Christophe Castaner se serait sans doute bien passé de la publication, fin juillet, d'un rapport d'observation de la commune de Forcalquier. Rédigé par la Chambre régionale des comptes de Provence-Alpes-Côte-d'Azur, le document, d'abord évoqué par le Monde, constate qu'il y a eu des «irrégularités manifestes en matière de gestion des ressources humaines» entre 2014 et 2018 dans la ville des Alpes-de-Haute-Provence. L'ex-ministre de l'Intérieur a été maire socialiste de cette commune d'environ 5 000 habitants entre mars 2001 et juillet 2017, jusqu'à ce qu'il entre au gouvernement et que son premier adjoint, Gérard Avril, lui succède.
Principal grief de la chambre régionale des comptes : la commune de Forcalquier a reporté d'année en année des heures supplémentaires non récupérées et non payées de ses agents ainsi que des congés. Sans limitation de temps dans les deux cas. Le résultat, au 31 décembre 2017, s'élève à 1 165 jours de congés reportés, «soit 175 000 euros si ces jours étaient payés» et «une dette envers ses agents de 275,58 heures supplémentaires» qui «peut être évaluée à 92 000 euros». La juridiction rappelle que «le congé dû pour une année de service accompli ne peut se reporter sur l'année suivante» et que le seul report d'heures supplémentaires toléré «est celui portant sur le mois suivant». Le report de congés et d'heures supplémentaires d'année en année auquel s'est adonnée la mairie de Forcalquier est pointé comme «irrégulier».
Pas conforme au droit du travail
Cela se traduit par des situations ubuesques pour les 85 agents municipaux. Certains ont des reports d'heures supplémentaires depuis l'an 2000. Les trois recordmans des heures supplémentaires non prises en compte «ont atteint 296,75 heures, 290 heures et 459,5 heures» non payées. Un des agents a même «réalisé plus de 60 heures supplémentaires [par mois] durant neuf mois dans l'année» 2017, alors que le nombre d'heures est limité à un plafond de 25 heures par agent et par mois dans la fonction publique. Un agent a atteint «99,5 jours de congés reportés, à lui seul».
Entre 2014 et 2017, Forcalquier a vu baisser sa part d'agents titulaires, compensée par une hausse d'agents contractuels. Pour ces derniers, le rapport indique qu'un certain nombre d'entre eux ont bénéficié d'une indemnité mensuelle de congés payés, s'apparentant «fortement à un complément de rémunération». Pourtant, la loi dispose qu'un «congé non pris ne donne lieu à aucune indemnité compensatrice» chez les fonctionnaires territoriaux. Selon la chambre régionale des comptes, la commune aurait dû leur permettre de prendre des congés ou attendre la fin de contrat pour leur verser une indemnité.

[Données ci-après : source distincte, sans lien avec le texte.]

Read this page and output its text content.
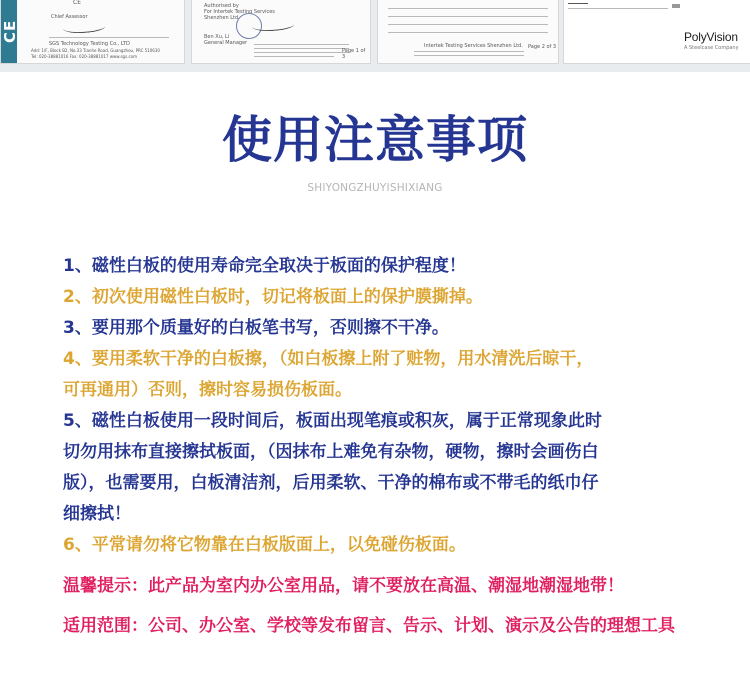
CE
CE
Chief Assessor
SGS Technology Testing Co., LTD
Add: 1/F, Block B2, No.33 Tianhe Road, Guangzhou, PRC 510630
Tel: 020-38881016 Fax: 020-38881017 www.sgs.com
Authorised by
For Intertek Testing Services
Shenzhen Ltd.
Ben Xu, Li
General Manager
Page 1 of 3
Intertek Testing Services Shenzhen Ltd. Page 2 of 3
PolyVision
A Steelcase Company
使用注意事项
SHIYONGZHUYISHIXIANG

1、磁性白板的使用寿命完全取决于板面的保护程度！

2、初次使用磁性白板时，切记将板面上的保护膜撕掉。

3、要用那个质量好的白板笔书写，否则擦不干净。

4、要用柔软干净的白板擦，（如白板擦上附了赃物，用水清洗后晾干，
可再通用）否则，擦时容易损伤板面。

5、磁性白板使用一段时间后，板面出现笔痕或积灰，属于正常现象此时
切勿用抹布直接擦拭板面，（因抹布上难免有杂物，硬物，擦时会画伤白
版），也需要用，白板清洁剂，后用柔软、干净的棉布或不带毛的纸巾仔
细擦拭！

6、平常请勿将它物靠在白板版面上，以免碰伤板面。

温馨提示：此产品为室内办公室用品，请不要放在高温、潮湿地潮湿地带！

适用范围：公司、办公室、学校等发布留言、告示、计划、演示及公告的理想工具
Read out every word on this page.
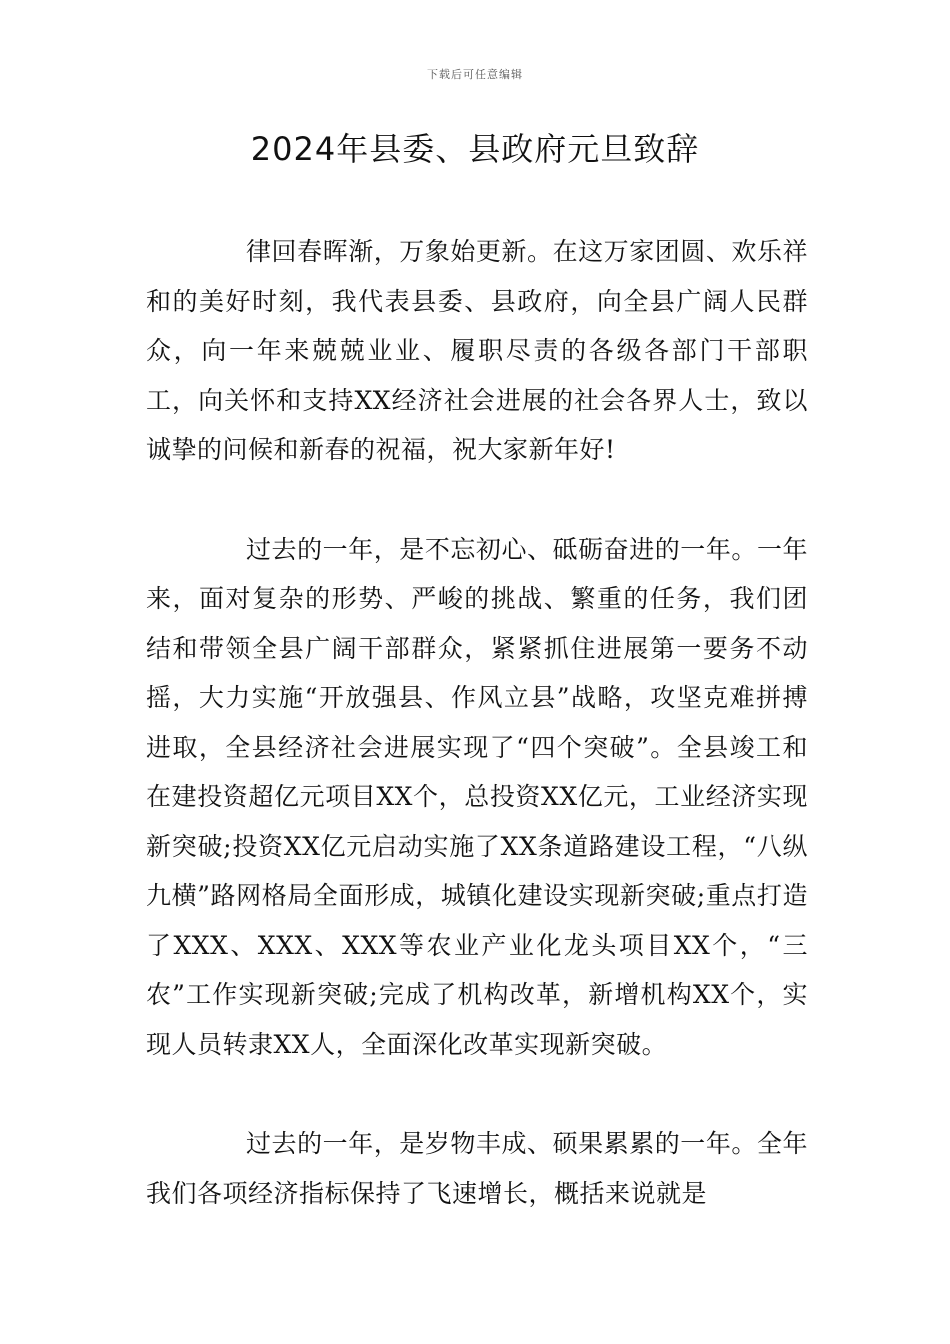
下载后可任意编辑
2024年县委、县政府元旦致辞

律回春晖渐，万象始更新。在这万家团圆、欢乐祥和的美好时刻，我代表县委、县政府，向全县广阔人民群众，向一年来兢兢业业、履职尽责的各级各部门干部职工，向关怀和支持XX经济社会进展的社会各界人士，致以诚挚的问候和新春的祝福，祝大家新年好!

过去的一年，是不忘初心、砥砺奋进的一年。一年来，面对复杂的形势、严峻的挑战、繁重的任务，我们团结和带领全县广阔干部群众，紧紧抓住进展第一要务不动摇，大力实施“开放强县、作风立县”战略，攻坚克难拼搏进取，全县经济社会进展实现了“四个突破”。全县竣工和在建投资超亿元项目XX个，总投资XX亿元，工业经济实现新突破;投资XX亿元启动实施了XX条道路建设工程，“八纵九横”路网格局全面形成，城镇化建设实现新突破;重点打造了XXX、XXX、XXX等农业产业化龙头项目XX个，“三农”工作实现新突破;完成了机构改革，新增机构XX个，实现人员转隶XX人，全面深化改革实现新突破。

过去的一年，是岁物丰成、硕果累累的一年。全年我们各项经济指标保持了飞速增长，概括来说就是
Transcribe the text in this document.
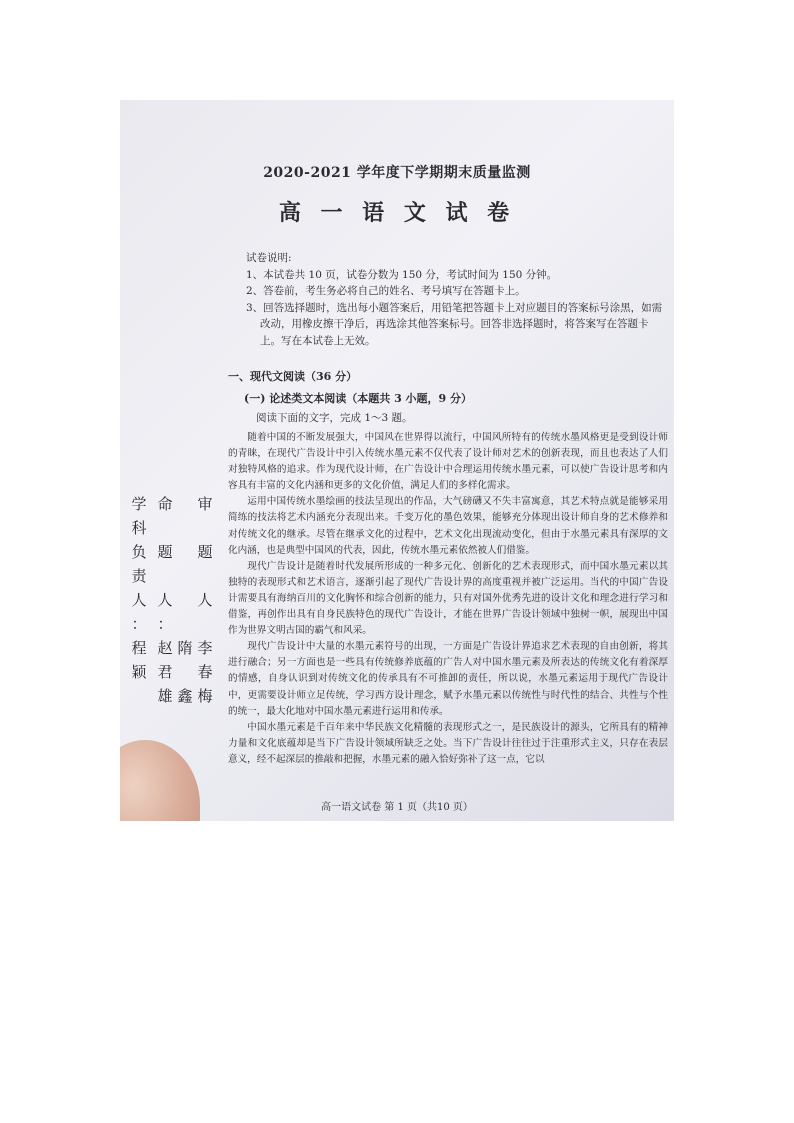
2020-2021 学年度下学期期末质量监测
高 一 语 文 试 卷

试卷说明:

1、本试卷共 10 页，试卷分数为 150 分，考试时间为 150 分钟。

2、答卷前，考生务必将自己的姓名、考号填写在答题卡上。

3、回答选择题时，选出每小题答案后，用铅笔把答题卡上对应题目的答案标号涂黑，如需改动，用橡皮擦干净后，再选涂其他答案标号。回答非选择题时，将答案写在答题卡上。写在本试卷上无效。

一、现代文阅读（36 分）
(一) 论述类文本阅读（本题共 3 小题，9 分）
阅读下面的文字，完成 1～3 题。

随着中国的不断发展强大，中国风在世界得以流行，中国风所特有的传统水墨风格更是受到设计师的青睐，在现代广告设计中引入传统水墨元素不仅代表了设计师对艺术的创新表现，而且也表达了人们对独特风格的追求。作为现代设计师，在广告设计中合理运用传统水墨元素，可以使广告设计思考和内容具有丰富的文化内涵和更多的文化价值，满足人们的多样化需求。

运用中国传统水墨绘画的技法呈现出的作品，大气磅礴又不失丰富寓意，其艺术特点就是能够采用简练的技法将艺术内涵充分表现出来。千变万化的墨色效果，能够充分体现出设计师自身的艺术修养和对传统文化的继承。尽管在继承文化的过程中，艺术文化出现流动变化，但由于水墨元素具有深厚的文化内涵，也是典型中国风的代表，因此，传统水墨元素依然被人们借鉴。

现代广告设计是随着时代发展所形成的一种多元化、创新化的艺术表现形式，而中国水墨元素以其独特的表现形式和艺术语言，逐渐引起了现代广告设计界的高度重视并被广泛运用。当代的中国广告设计需要具有海纳百川的文化胸怀和综合创新的能力，只有对国外优秀先进的设计文化和理念进行学习和借鉴，再创作出具有自身民族特色的现代广告设计，才能在世界广告设计领域中独树一帜，展现出中国作为世界文明古国的霸气和风采。

现代广告设计中大量的水墨元素符号的出现，一方面是广告设计界追求艺术表现的自由创新，将其进行融合；另一方面也是一些具有传统修养底蕴的广告人对中国水墨元素及所表达的传统文化有着深厚的情感，自身认识到对传统文化的传承具有不可推卸的责任，所以说，水墨元素运用于现代广告设计中，更需要设计师立足传统，学习西方设计理念，赋予水墨元素以传统性与时代性的结合、共性与个性的统一，最大化地对中国水墨元素进行运用和传承。

中国水墨元素是千百年来中华民族文化精髓的表现形式之一，是民族设计的源头，它所具有的精神力量和文化底蕴却是当下广告设计领域所缺乏之处。当下广告设计往往过于注重形式主义，只存在表层意义，经不起深层的推敲和把握，水墨元素的融入恰好弥补了这一点，它以

学
科
负
责
人
：
程
颖
命
题
人
：
赵
君
雄
隋
鑫
审
题
人
李
春
梅
高一语文试卷 第 1 页（共10 页）
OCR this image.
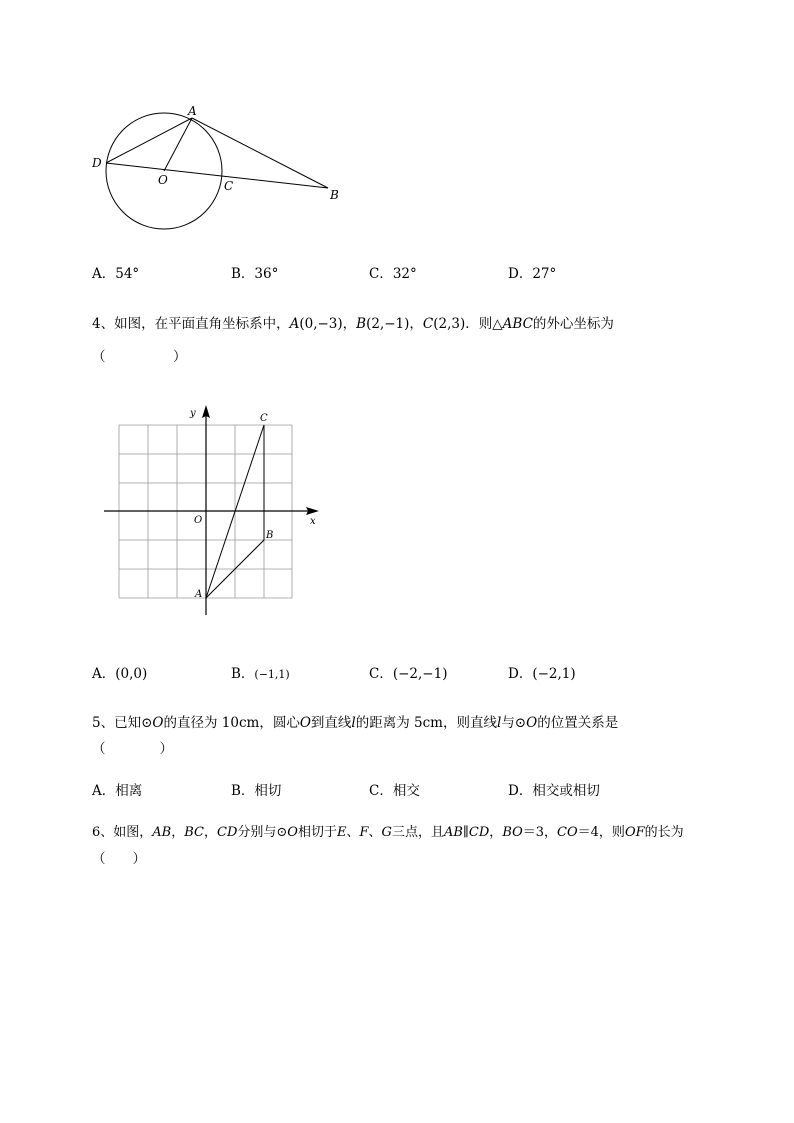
A
D
O	C
B
A．54°	B．36°	C．32°	D．27°
4、如图，在平面直角坐标系中，A(0,−3)，B(2,−1)，C(2,3)．则△ABC的外心坐标为
（　　　　　）
x
y
O
C
B
A
A．(0,0)	B．(−1,1)	C．(−2,−1)	D．(−2,1)
5、已知⊙O的直径为 10cm，圆心O到直线l的距离为 5cm，则直线l与⊙O的位置关系是
（　　　　）
A．相离	B．相切	C．相交	D．相交或相切
6、如图，AB，BC，CD分别与⊙O相切于E、F、G三点，且AB∥CD，BO＝3，CO＝4，则OF的长为
（　　）
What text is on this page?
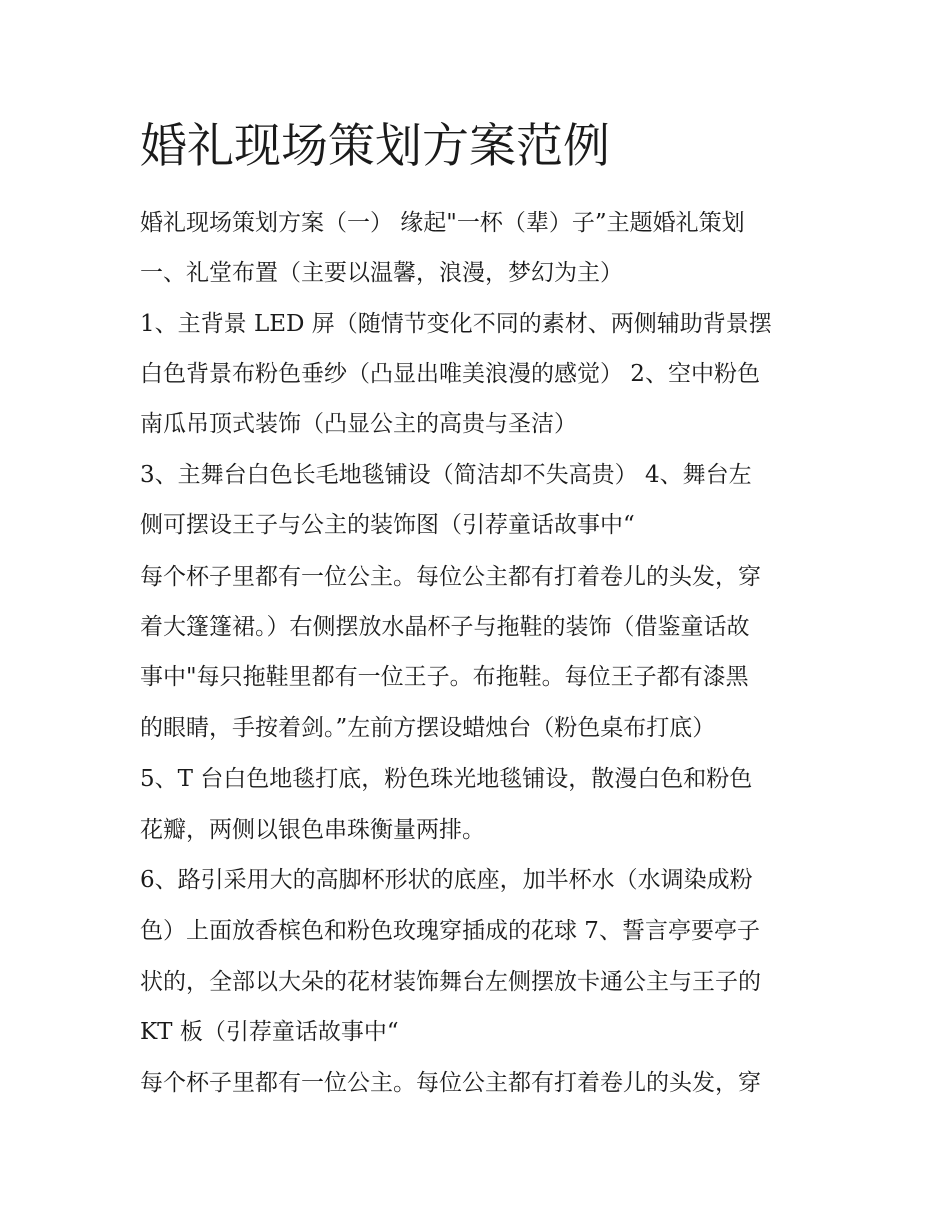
婚礼现场策划方案范例

婚礼现场策划方案（一） 缘起"一杯（辈）子”主题婚礼策划

一、礼堂布置（主要以温馨，浪漫，梦幻为主）

1、主背景 LED 屏（随情节变化不同的素材、两侧辅助背景摆

白色背景布粉色垂纱（凸显出唯美浪漫的感觉） 2、空中粉色

南瓜吊顶式装饰（凸显公主的高贵与圣洁）

3、主舞台白色长毛地毯铺设（简洁却不失高贵） 4、舞台左

侧可摆设王子与公主的装饰图（引荐童话故事中“

每个杯子里都有一位公主。每位公主都有打着卷儿的头发，穿

着大篷篷裙。）右侧摆放水晶杯子与拖鞋的装饰（借鉴童话故

事中"每只拖鞋里都有一位王子。布拖鞋。每位王子都有漆黑

的眼睛，手按着剑。”左前方摆设蜡烛台（粉色桌布打底）

5、T 台白色地毯打底，粉色珠光地毯铺设，散漫白色和粉色

花瓣，两侧以银色串珠衡量两排。

6、路引采用大的高脚杯形状的底座，加半杯水（水调染成粉

色）上面放香槟色和粉色玫瑰穿插成的花球 7、誓言亭要亭子

状的，全部以大朵的花材装饰舞台左侧摆放卡通公主与王子的

KT 板（引荐童话故事中“

每个杯子里都有一位公主。每位公主都有打着卷儿的头发，穿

Castaner a la tête ailleurs
Au-delà de la question des ressources humaines, la juridiction critique également certains marchés publics. Vingt marchés d'un montant supérieurs à 100 000 euros ont été contrôlés. Il en ressort des problèmes dans la passation et dans l'exécution. L'exemple le plus parlant est celui de travaux de voirie et de réseaux secs d'eaux pluviales menés en 2014. L'entreprise retenue pour conduire ce chantier avait présenté une offre d'un montant d'environ 220 000 euros, alors que le minimum estimé du marché était de 300 000 euros. La commune aura finalement déboursé près de 975 000 euros. Le chantier a donc «coûté 4,5 fois plus que le montant auquel il avait été initialement conclu». Peut-être fallait-il mieux définir ses besoins en amont, suggère la chambre des comptes…
Le 28 juin, la mairie de Forcalquier a été remportée par un candidat divers droite, après dix-neuf ans de règne de l'ancien ministre de l'Intérieur et de son successeur. Encore premier flic de France à cette date, Christophe Castaner avait décidé de ne pas se représenter, de même que Gérard Avril. Redevenu simple député, l'ex-ministre n'a plus la tête tournée vers les Alpes-de-Haute-Provence, mais vers la présidence du groupe LREM à l'Assemblée nationale. Lancé dans la course à la succession de Gilles Le Gendre, il affronte la concurrence des députés François de Rugy et Aurore Bergé.